New Covid study hints at long-term loss of brain tissue, Dr. Scott Gottlieb warns
- A new U.K. study examined brain imaging before and after a coronavirus infection and looked specifically at the potential effect on the nervous system.
- “In short, the study suggests that there could be some long-term loss of brain tissue from Covid, and that would have some long-term consequences,” Gottlieb said.
- Gottlieb explained to CNBC's "The News with Shepard Smith" that the destruction of brain tissue could explain why Covid patients lost their sense of smell.
Dr. Scott Gottlieb warned Thursday about the potential for long-term brain loss associated with Covid, citing a new study from the United Kingdom.
"In short, the study suggests that there could be some long-term loss of brain tissue from Covid, and that would have some long-term consequences," the former FDA chief and CNBC contributor said.

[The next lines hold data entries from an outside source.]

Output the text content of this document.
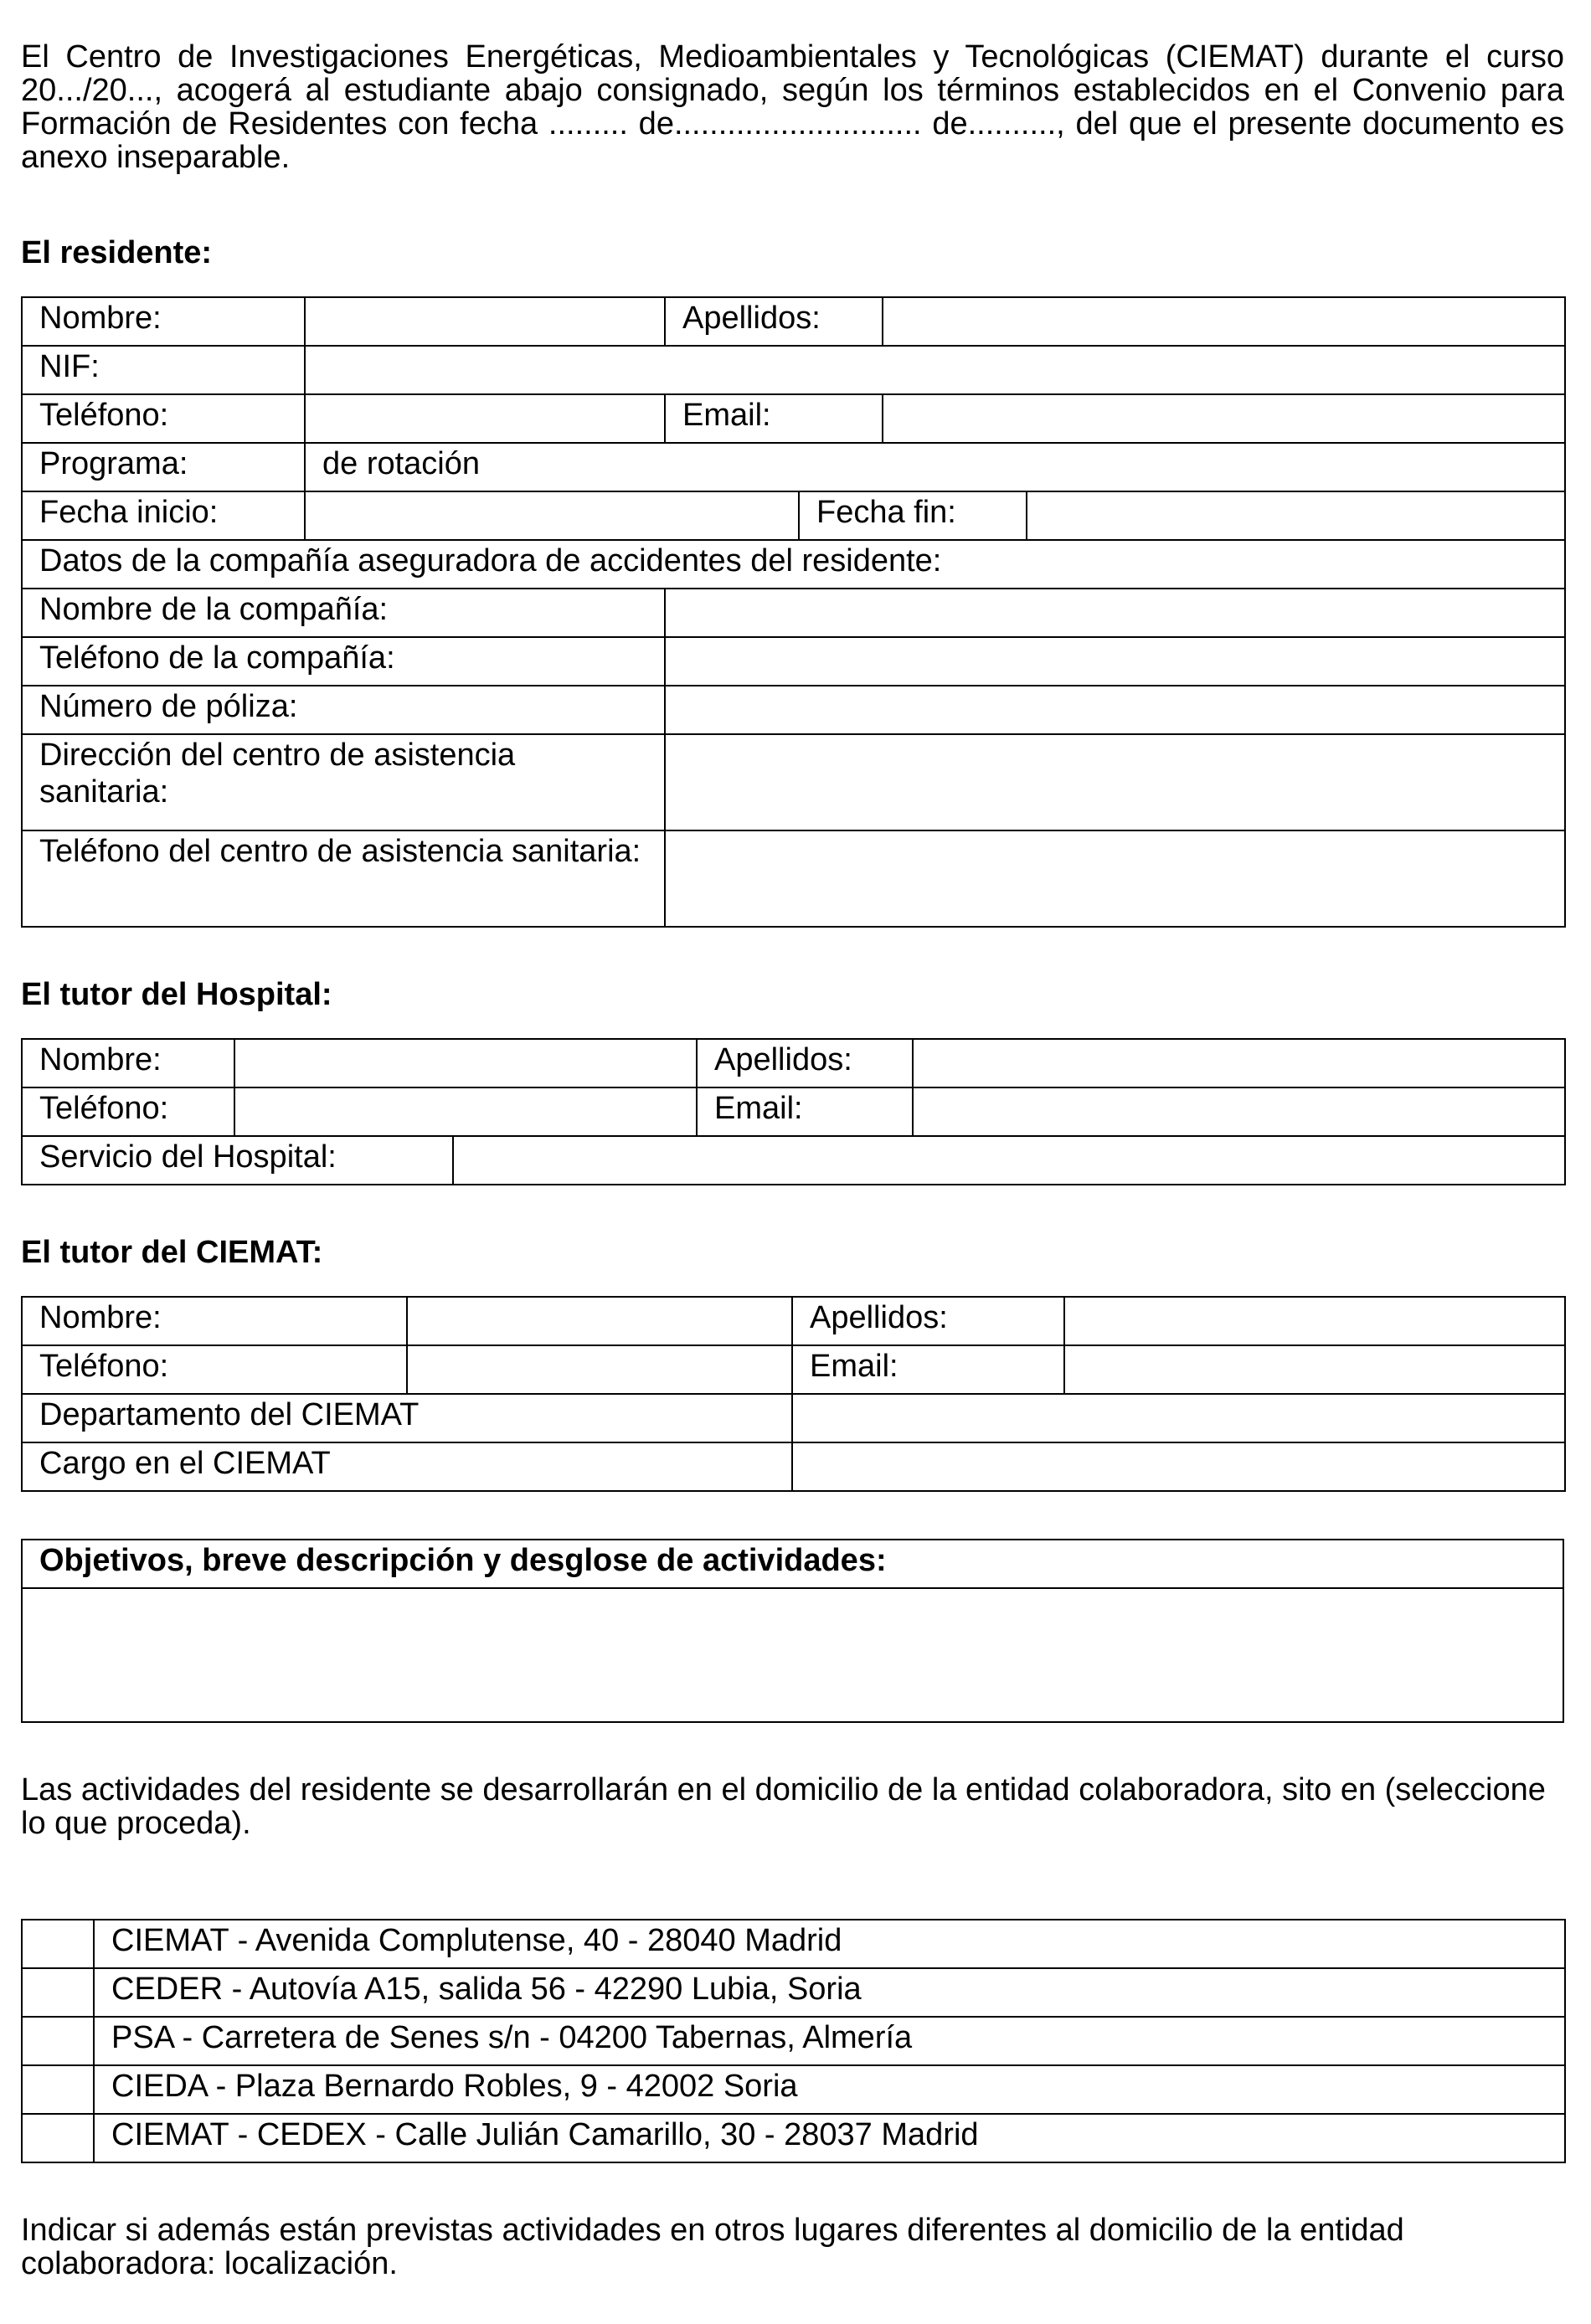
El Centro de Investigaciones Energéticas, Medioambientales y Tecnológicas (CIEMAT) durante el curso 20.../20..., acogerá al estudiante abajo consignado, según los términos establecidos en el Convenio para Formación de Residentes con fecha ......... de............................ de.........., del que el presente documento es anexo inseparable.

El residente:
Nombre:		Apellidos:			
NIF:					
Teléfono:		Email:			
Programa:	de rotación				
Fecha inicio:			Fecha fin:		
Datos de la compañía aseguradora de accidentes del residente:					
Nombre de la compañía:					
Teléfono de la compañía:					
Número de póliza:					
Dirección del centro de asistencia sanitaria:					
Teléfono del centro de asistencia sanitaria:					
El tutor del Hospital:
Nombre:			Apellidos:	
Teléfono:			Email:	
Servicio del Hospital:				
El tutor del CIEMAT:
Nombre:		Apellidos:	
Teléfono:		Email:	
Departamento del CIEMAT			
Cargo en el CIEMAT			
Objetivos, breve descripción y desglose de actividades:

Las actividades del residente se desarrollarán en el domicilio de la entidad colaboradora, sito en (seleccione lo que proceda).

	CIEMAT - Avenida Complutense, 40 - 28040 Madrid
	CEDER - Autovía A15, salida 56 - 42290 Lubia, Soria
	PSA - Carretera de Senes s/n - 04200 Tabernas, Almería
	CIEDA - Plaza Bernardo Robles, 9 - 42002 Soria
	CIEMAT - CEDEX - Calle Julián Camarillo, 30 - 28037 Madrid

Indicar si además están previstas actividades en otros lugares diferentes al domicilio de la entidad colaboradora: localización.
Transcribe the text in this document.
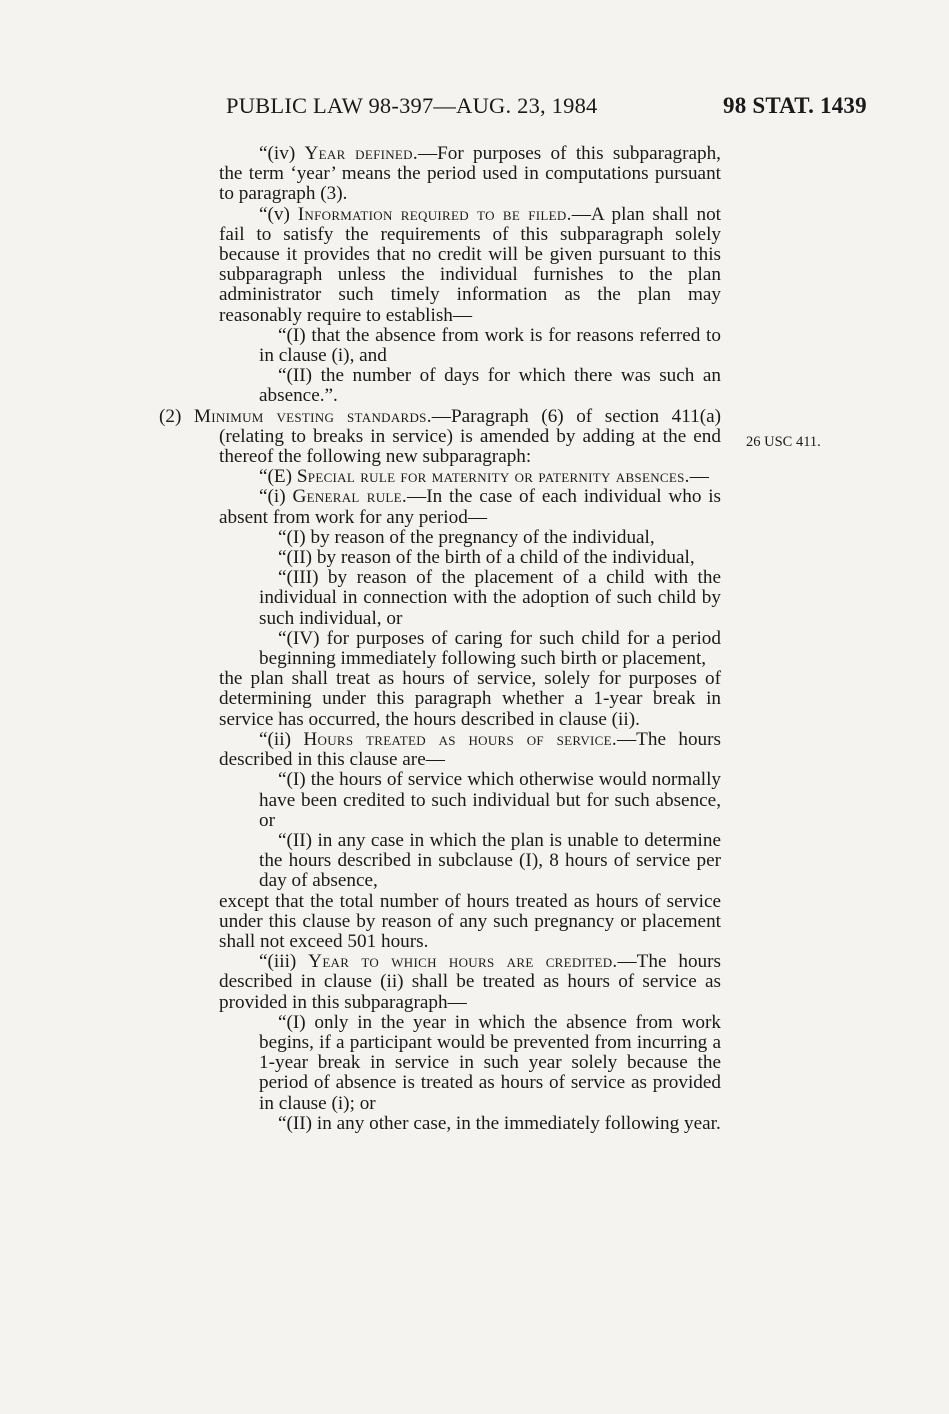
PUBLIC LAW 98-397—AUG. 23, 1984	98 STAT. 1439
26 USC 411.

“(iv) Year defined.—For purposes of this subparagraph, the term ‘year’ means the period used in computations pursuant to paragraph (3).

“(v) Information required to be filed.—A plan shall not fail to satisfy the requirements of this subparagraph solely because it provides that no credit will be given pursuant to this subparagraph unless the individual furnishes to the plan administrator such timely information as the plan may reasonably require to establish—

“(I) that the absence from work is for reasons referred to in clause (i), and

“(II) the number of days for which there was such an absence.”.

(2) Minimum vesting standards.—Paragraph (6) of section 411(a) (relating to breaks in service) is amended by adding at the end thereof the following new subparagraph:

“(E) Special rule for maternity or paternity absences.—

“(i) General rule.—In the case of each individual who is absent from work for any period—

“(I) by reason of the pregnancy of the individual,

“(II) by reason of the birth of a child of the individual,

“(III) by reason of the placement of a child with the individual in connection with the adoption of such child by such individual, or

“(IV) for purposes of caring for such child for a period beginning immediately following such birth or placement,

the plan shall treat as hours of service, solely for purposes of determining under this paragraph whether a 1-year break in service has occurred, the hours described in clause (ii).

“(ii) Hours treated as hours of service.—The hours described in this clause are—

“(I) the hours of service which otherwise would normally have been credited to such individual but for such absence, or

“(II) in any case in which the plan is unable to determine the hours described in subclause (I), 8 hours of service per day of absence,

except that the total number of hours treated as hours of service under this clause by reason of any such pregnancy or placement shall not exceed 501 hours.

“(iii) Year to which hours are credited.—The hours described in clause (ii) shall be treated as hours of service as provided in this subparagraph—

“(I) only in the year in which the absence from work begins, if a participant would be prevented from incurring a 1-year break in service in such year solely because the period of absence is treated as hours of service as provided in clause (i); or

“(II) in any other case, in the immediately following year.
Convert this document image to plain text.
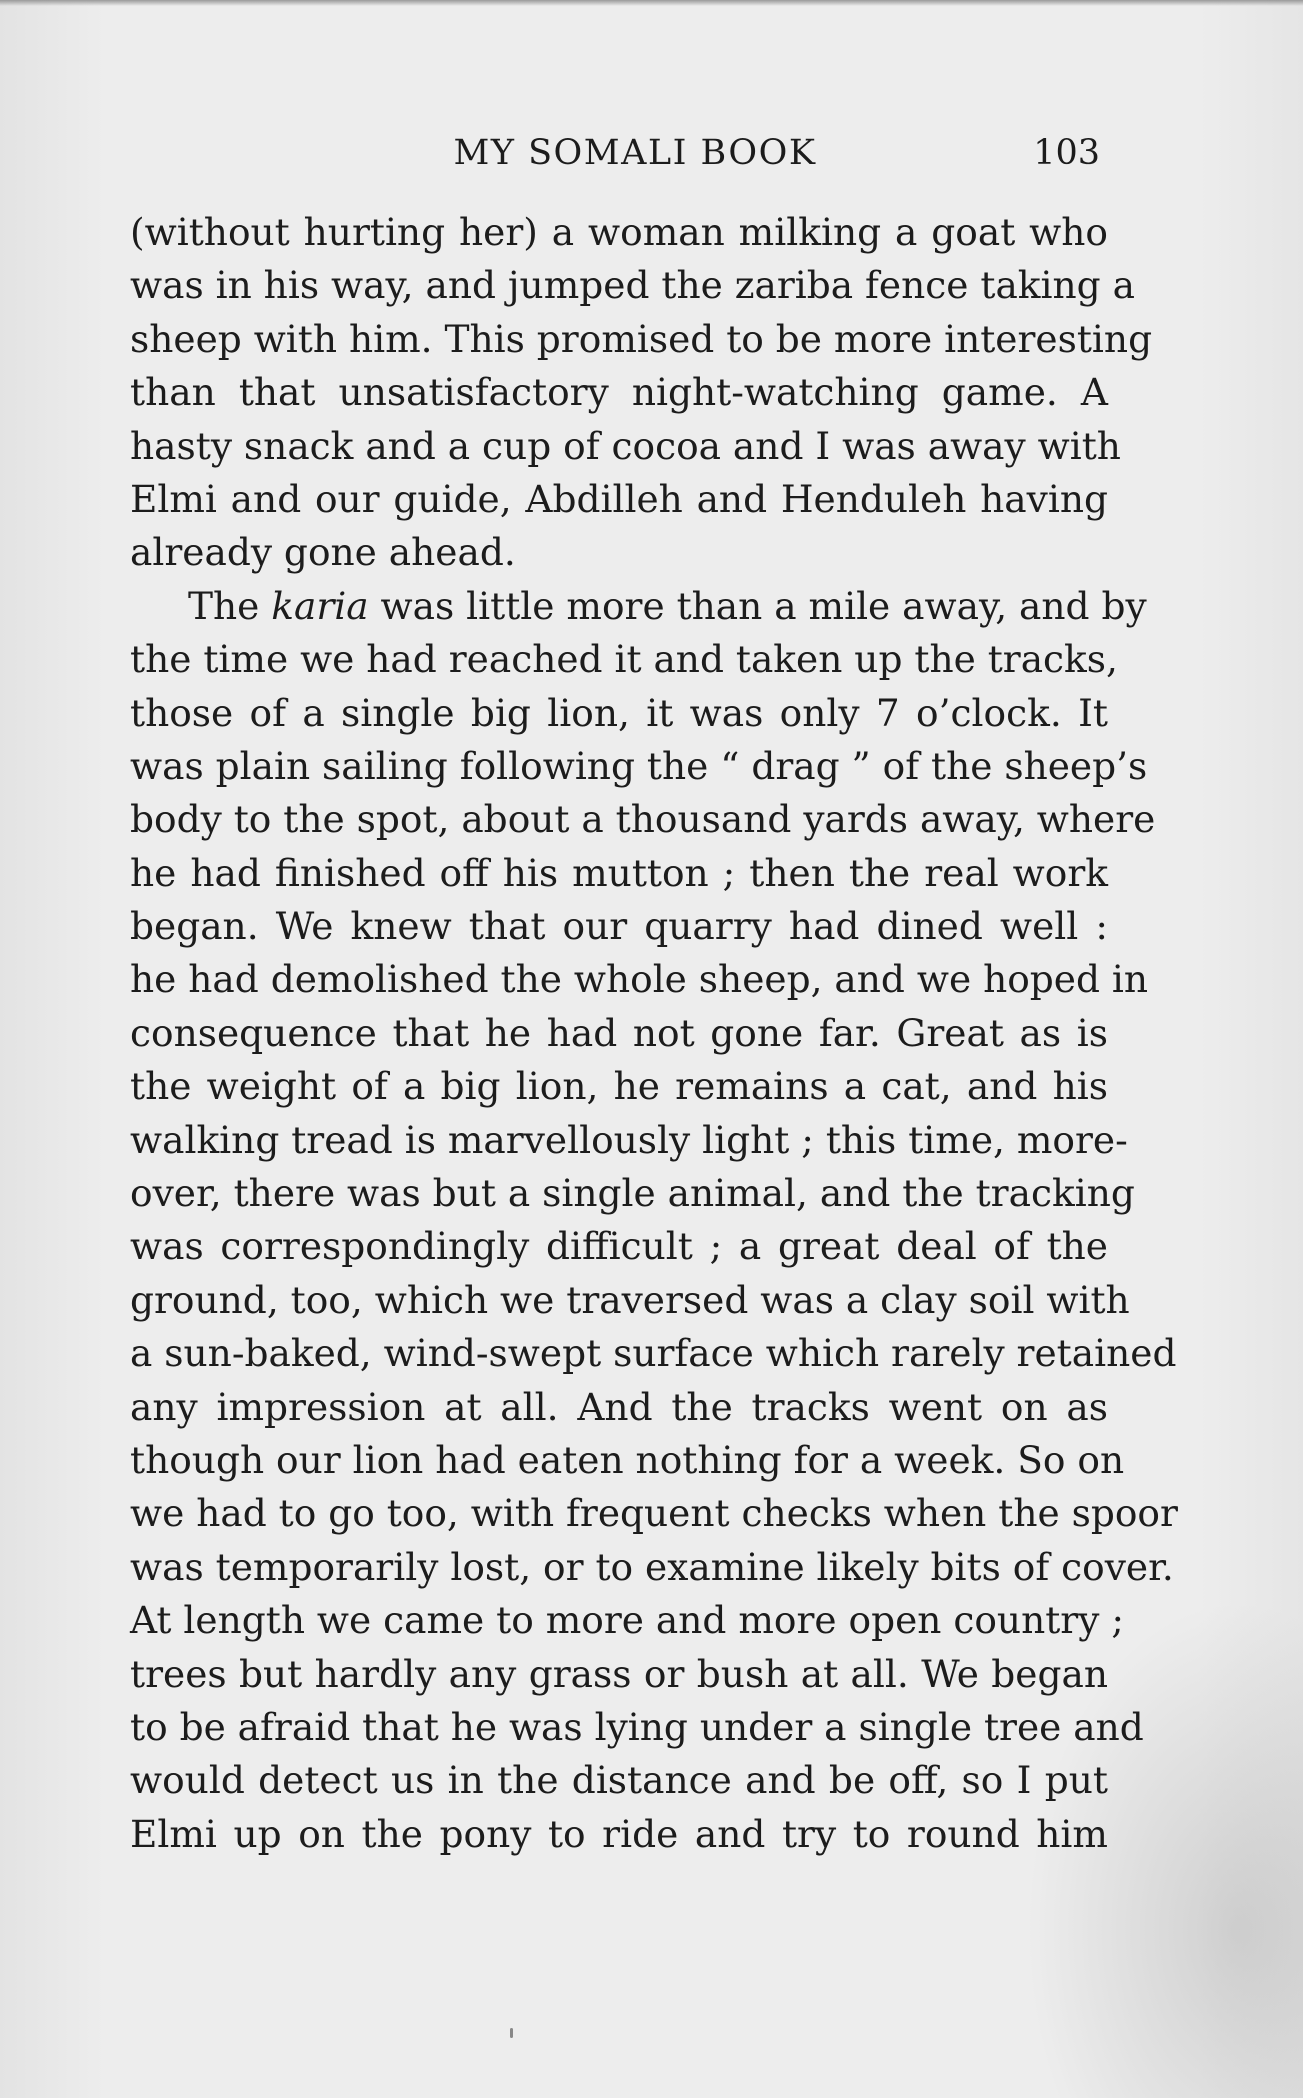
MY SOMALI BOOK	103
(without hurting her) a woman milking a goat who
was in his way, and jumped the zariba fence taking a
sheep with him. This promised to be more interesting
than that unsatisfactory night-watching game. A
hasty snack and a cup of cocoa and I was away with
Elmi and our guide, Abdilleh and Henduleh having
already gone ahead.
The karia was little more than a mile away, and by
the time we had reached it and taken up the tracks,
those of a single big lion, it was only 7 o’clock. It
was plain sailing following the “ drag ” of the sheep’s
body to the spot, about a thousand yards away, where
he had finished off his mutton ; then the real work
began. We knew that our quarry had dined well :
he had demolished the whole sheep, and we hoped in
consequence that he had not gone far. Great as is
the weight of a big lion, he remains a cat, and his
walking tread is marvellously light ; this time, more-
over, there was but a single animal, and the tracking
was correspondingly difficult ; a great deal of the
ground, too, which we traversed was a clay soil with
a sun-baked, wind-swept surface which rarely retained
any impression at all. And the tracks went on as
though our lion had eaten nothing for a week. So on
we had to go too, with frequent checks when the spoor
was temporarily lost, or to examine likely bits of cover.
At length we came to more and more open country ;
trees but hardly any grass or bush at all. We began
to be afraid that he was lying under a single tree and
would detect us in the distance and be off, so I put
Elmi up on the pony to ride and try to round him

"You could compensate for that over time, so the symptoms of that may go away, but you're never going to regain the tissue if, in fact, it's being destroyed as a result of the virus," said Gottlieb, who serves on the board of Covid vaccine-maker Pfizer.
The U.K. study examined brain imaging before and after a coronavirus infection and looked specifically at the potential effect on the nervous system.
Gottlieb explained to CNBC's "The News with Shepard Smith" that the destruction of brain tissue could explain why Covid patients lost their sense of smell.
"The diminishment in the amount of cortical tissue happened to be in regions of the brain that are close to the places that are responsible for smell," he said. "What it suggests is that, the smell, the loss of smell, is just an effect of a more primary process that's underway, and that process is actually shrinking of cortical tissue."
Disclosure: Scott Gottlieb is a CNBC contributor and is a member of the boards of Pfizer, genetic testing start-up Tempus, health-care tech company Aetion Inc. and biotech company Illumina.